Am kommenden Montag wird die Saturnsonde Cassini so dicht wie nie zuvor am Saturnmond Iapetus vorüberfliegen. Es ist der einzige derart nahe Vorüberflug an dem mysteriösen Trabanten während der Mission. Cassini wird sich Iapetus bis auf 1.640 Kilometer nähern. Die Astronomen hoffen, dass sie durch die dabei gewonnenen Daten einige Geheimnisse von Iapetus enträtseln können.

Iapetus

Der Saturnmond Iapetus. Foto: NASA / JPL / Space Science Institute

Zum letzten Mal war Cassini 2004 an Iapetus vorübergeflogen, war damals aber 100-mal weiter entfernt als bei der für Montag geplanten Passage. Es ist das letzte Mal, dass die Sonde ihre Instrumente auf Iapetus richten wird. Die Wissenschaftler hoffen daher, dass sie am Montag ausreichend Datenmaterial gewinnen können, um dem Mond einige seiner Geheimnisse zu entreißen.

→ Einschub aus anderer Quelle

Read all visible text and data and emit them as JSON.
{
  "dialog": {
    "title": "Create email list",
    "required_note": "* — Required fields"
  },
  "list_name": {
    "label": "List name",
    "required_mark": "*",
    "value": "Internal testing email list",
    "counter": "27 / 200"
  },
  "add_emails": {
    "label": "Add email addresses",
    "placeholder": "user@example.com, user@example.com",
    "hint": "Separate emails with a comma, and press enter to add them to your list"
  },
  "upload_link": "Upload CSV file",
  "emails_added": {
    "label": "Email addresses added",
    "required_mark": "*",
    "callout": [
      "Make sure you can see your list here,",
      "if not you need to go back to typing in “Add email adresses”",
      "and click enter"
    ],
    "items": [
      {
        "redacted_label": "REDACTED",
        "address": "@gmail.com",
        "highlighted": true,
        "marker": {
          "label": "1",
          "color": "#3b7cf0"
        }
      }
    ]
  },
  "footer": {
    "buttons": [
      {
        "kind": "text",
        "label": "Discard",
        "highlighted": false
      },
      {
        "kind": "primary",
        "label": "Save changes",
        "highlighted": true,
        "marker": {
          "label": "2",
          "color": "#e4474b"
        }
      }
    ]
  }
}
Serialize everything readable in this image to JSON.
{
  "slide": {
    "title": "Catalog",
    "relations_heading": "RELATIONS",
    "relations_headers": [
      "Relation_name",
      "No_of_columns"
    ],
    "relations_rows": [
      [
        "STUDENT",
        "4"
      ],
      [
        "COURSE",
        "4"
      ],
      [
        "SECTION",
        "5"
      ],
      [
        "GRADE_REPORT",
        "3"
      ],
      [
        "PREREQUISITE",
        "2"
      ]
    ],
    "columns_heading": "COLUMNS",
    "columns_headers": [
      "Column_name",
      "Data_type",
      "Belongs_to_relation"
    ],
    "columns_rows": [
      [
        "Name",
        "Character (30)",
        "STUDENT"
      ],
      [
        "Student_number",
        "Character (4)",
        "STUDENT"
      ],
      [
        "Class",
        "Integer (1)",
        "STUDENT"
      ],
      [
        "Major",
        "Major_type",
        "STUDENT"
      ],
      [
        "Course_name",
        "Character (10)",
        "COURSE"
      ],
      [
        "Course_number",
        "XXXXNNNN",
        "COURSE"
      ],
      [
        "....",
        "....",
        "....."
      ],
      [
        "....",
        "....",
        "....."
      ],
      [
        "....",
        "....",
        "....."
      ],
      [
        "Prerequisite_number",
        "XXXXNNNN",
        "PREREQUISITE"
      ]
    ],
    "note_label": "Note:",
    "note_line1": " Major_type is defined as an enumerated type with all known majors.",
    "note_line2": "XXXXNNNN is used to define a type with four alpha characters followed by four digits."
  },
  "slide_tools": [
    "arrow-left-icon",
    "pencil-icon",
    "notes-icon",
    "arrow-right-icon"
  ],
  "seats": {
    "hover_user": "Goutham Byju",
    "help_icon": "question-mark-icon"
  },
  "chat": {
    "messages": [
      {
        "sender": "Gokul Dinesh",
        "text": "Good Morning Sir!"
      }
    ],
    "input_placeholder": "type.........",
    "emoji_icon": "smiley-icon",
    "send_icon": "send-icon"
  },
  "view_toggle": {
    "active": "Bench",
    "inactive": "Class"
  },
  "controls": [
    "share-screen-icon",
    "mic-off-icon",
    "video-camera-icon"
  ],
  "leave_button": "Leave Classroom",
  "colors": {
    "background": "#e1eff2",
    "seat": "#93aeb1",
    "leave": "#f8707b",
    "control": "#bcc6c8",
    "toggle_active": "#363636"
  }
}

Und da gibt es viele (astronews.com berichtete wiederholt): So verfügt Iapetus über eine eigentümliche Gebirgskette, die den Mond genau entlang seines Äquators umgibt. Zudem unterscheiden sich die der Flugrichtung abgewandte und die ihr zugewandte Hemisphäre des Mondes deutlich: Die eine ist hell wie Schnee, die andere dunkel wie Teer. Eigentümlich ist auch die Form des Mondes, die mehr einer Walnuss ähnelt als einer Kugel.

Woher stammt also das dunkle Material? Aus dem Inneren des Mondes, von anderen Monden oder ist es Folge eines Meteoriten- oder Kometeneinschlags? "Wir suchen den Pinsel, der die dunkle Seite von Iapetus angemalt hat", erläutert Dennis Matson, Projektwissenschaftler für Cassini am NASA Jet Propulsion Laboratory (JPL). "Dieses dunkle Material scheint es an mehreren Orten des Saturnsystems zu geben und könnte daher auch auf anderen Monden zu finden sein", ergänzt JPL-Kollegin Amanda Hendrix, die zum Team des abbildenden Ultraviolett-Spektrographen an Bord von Cassini gehört und sich schon länger über den Ursprung des dunklen Materials auf Iapetus Gedanken macht.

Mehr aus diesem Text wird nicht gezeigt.